What is in this article?:
• "As far back to the 1980s, I had been wanting to grow peanuts," says Mississippi farmer Joe Morgan, "but they were still under the government quota system, and it was hard to buy or rent quota from established growers.
• “We were doing well with soybeans, making good yields, but couldn’t get enough land for it to be an economical crop. Peanuts offered more profit potential per acre."
• In 1990, M&M Farms was able to get 45 acres of quota and they've been growing the crop ever since — with 800 acres in 2012.
JOE MORGAN, right, and his son, Joe Jr., grow peanuts, cotton, and corn on their 2,350-acre farm in south Mississippi.
Almost 50 years ago, young marrieds Joe and Patricia Morgan moved to a Forrest County, Miss., hilltop to farm 400 rented acres.
“We didn’t have much of anything,” Joe recalls from the distance of decades. My father had co-signed my bank note for my farm loan, and we had a house trailer to live in.”
The land where he would farm, south of Hattiesburg and adjacent to the Desoto National Forest, was hill land once in woods, and he says, “I’d wear out a set of cultivator blades every few days running over stumps in the field.”
But as years went by, improvements were made to the land, acreage was gradually expanded, and today Joe and Patricia have a beautiful home where the house trailer long ago stood; their son, Joe Jr., who farms with them, has a new home just across the road; the hilltop is covered with neat metal buildings for equipment, a spacious shop and grain storage bins, and M&M Farms now encompasses 2,350 acres of land that produces high-yielding crops.
In 2012 the Morgans entered the Mississippi Peanut Growers Association yield competition and were the state winner in the 800 acres and above category with 5,660 pounds per acre.
“Patricia and I grew up in Perry County, the next county over,” Joe says. “My father did construction work, and also had a cattle operation and grew small acreages of row crops.
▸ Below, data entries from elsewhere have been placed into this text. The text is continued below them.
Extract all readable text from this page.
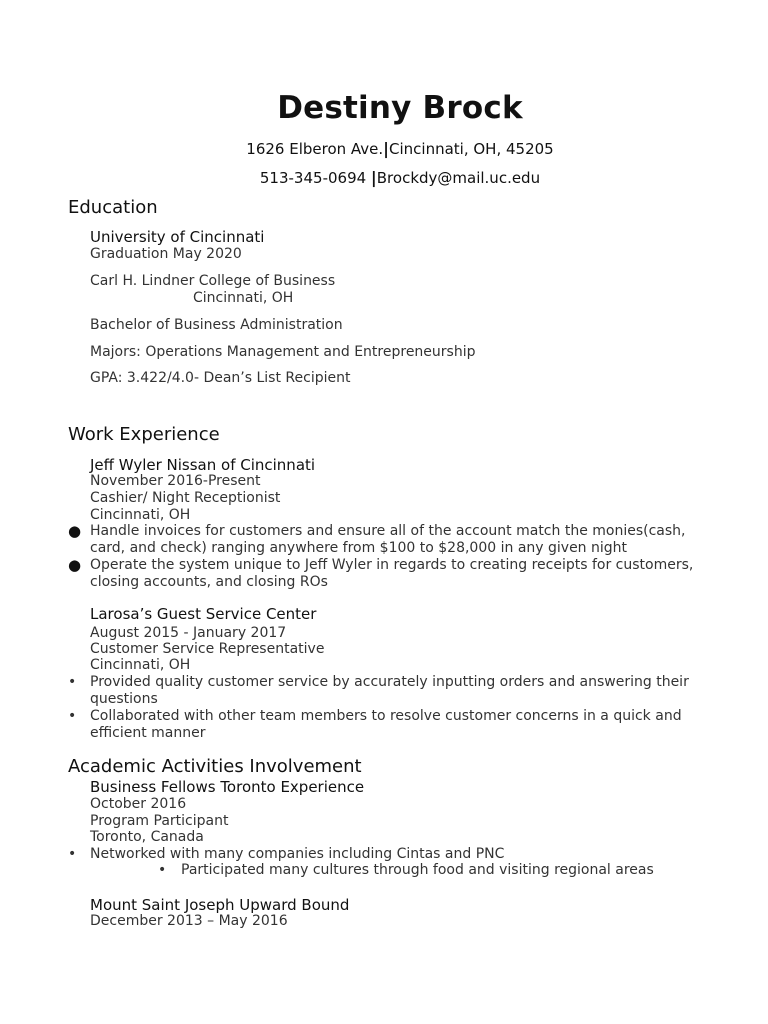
Destiny Brock
1626 Elberon Ave.|Cincinnati, OH, 45205
513-345-0694 |Brockdy@mail.uc.edu
Education
University of Cincinnati
Graduation May 2020
Carl H. Lindner College of Business
Cincinnati, OH
Bachelor of Business Administration
Majors: Operations Management and Entrepreneurship
GPA: 3.422/4.0- Dean’s List Recipient
Work Experience
Jeff Wyler Nissan of Cincinnati
November 2016-Present
Cashier/ Night Receptionist
Cincinnati, OH
● Handle invoices for customers and ensure all of the account match the monies(cash, card, and check) ranging anywhere from $100 to $28,000 in any given night
● Operate the system unique to Jeff Wyler in regards to creating receipts for customers, closing accounts, and closing ROs
Larosa’s Guest Service Center
August 2015 - January 2017
Customer Service Representative
Cincinnati, OH
• Provided quality customer service by accurately inputting orders and answering their questions
• Collaborated with other team members to resolve customer concerns in a quick and efficient manner
Academic Activities Involvement
Business Fellows Toronto Experience
October 2016
Program Participant
Toronto, Canada
• Networked with many companies including Cintas and PNC
• Participated many cultures through food and visiting regional areas
Mount Saint Joseph Upward Bound
December 2013 – May 2016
Patricia’s father was a farmer, with a large commercial produce operation, growing all kinds of vegetables and also some cotton.”
Joe, valedictorian of his high school class, was going to pursue an engineering career, but he laughingly says “calculus and higher math were my undoing, and I decided to be a farmer.
“I started in 1965 with a little over 100 acres of rented land, using my father’s Allis Chalmers tractor. A tractor salesman tried to get me to buy a bigger tractor, and I told him if he’d find me some more land to farm, I’d buy his tractor.
“He found this land, which belonged to a man in Georgia who owned a lot of land in Mississippi and other states. The owner agreed to let me rent 400 acres and pay him in the fall when I’d harvested my crops. In those days, everyone was growing soybeans, and I grew beans, corn, and wheat.”
Now, M&M is the largest farming operation in a county that no longer has much agriculture — when the government’s Conservation Reserve Program was started, large chunks of land went into pine trees.
“With today’s equipment, chemistries, and varieties, we could easily farm another 1,000 acres,” Joe says, “but there is no land available for farming in this area. To expand, we’d have to go 60 miles southwest, and we’re just reluctant to commit to that.
“From here to the north end of where we farm is about 30 miles, and to the east we go about 12 miles — a lot of fields, ranging from only about 2 acres to the largest, 180 acres. Just moving equipment from place to place is a challenge, particularly on Highway 49, a high traffic route to the Gulf Coast. Even though we have escorts and flashing lights, we’ve still had a couple of instances of people running into our tractors.”
Over the years, Joe says, “We’ve tried a lot of different crops: soybeans, corn, wheat, cotton, watermelons, produce, and for a couple of years we even had 200 to 300 acres of string beans. But that didn’t last; it was too hard to hit the weather window to deliver the crop on the schedule the contractor needed it.”
As far back to the 1980s, he says, “I had been wanting to grow peanuts, but they were still under the government quota system, and it was hard to buy or rent quota from established growers, many of whom were up in the Delta. And if you bought quota, you usually had to buy the owner’s equipment, too.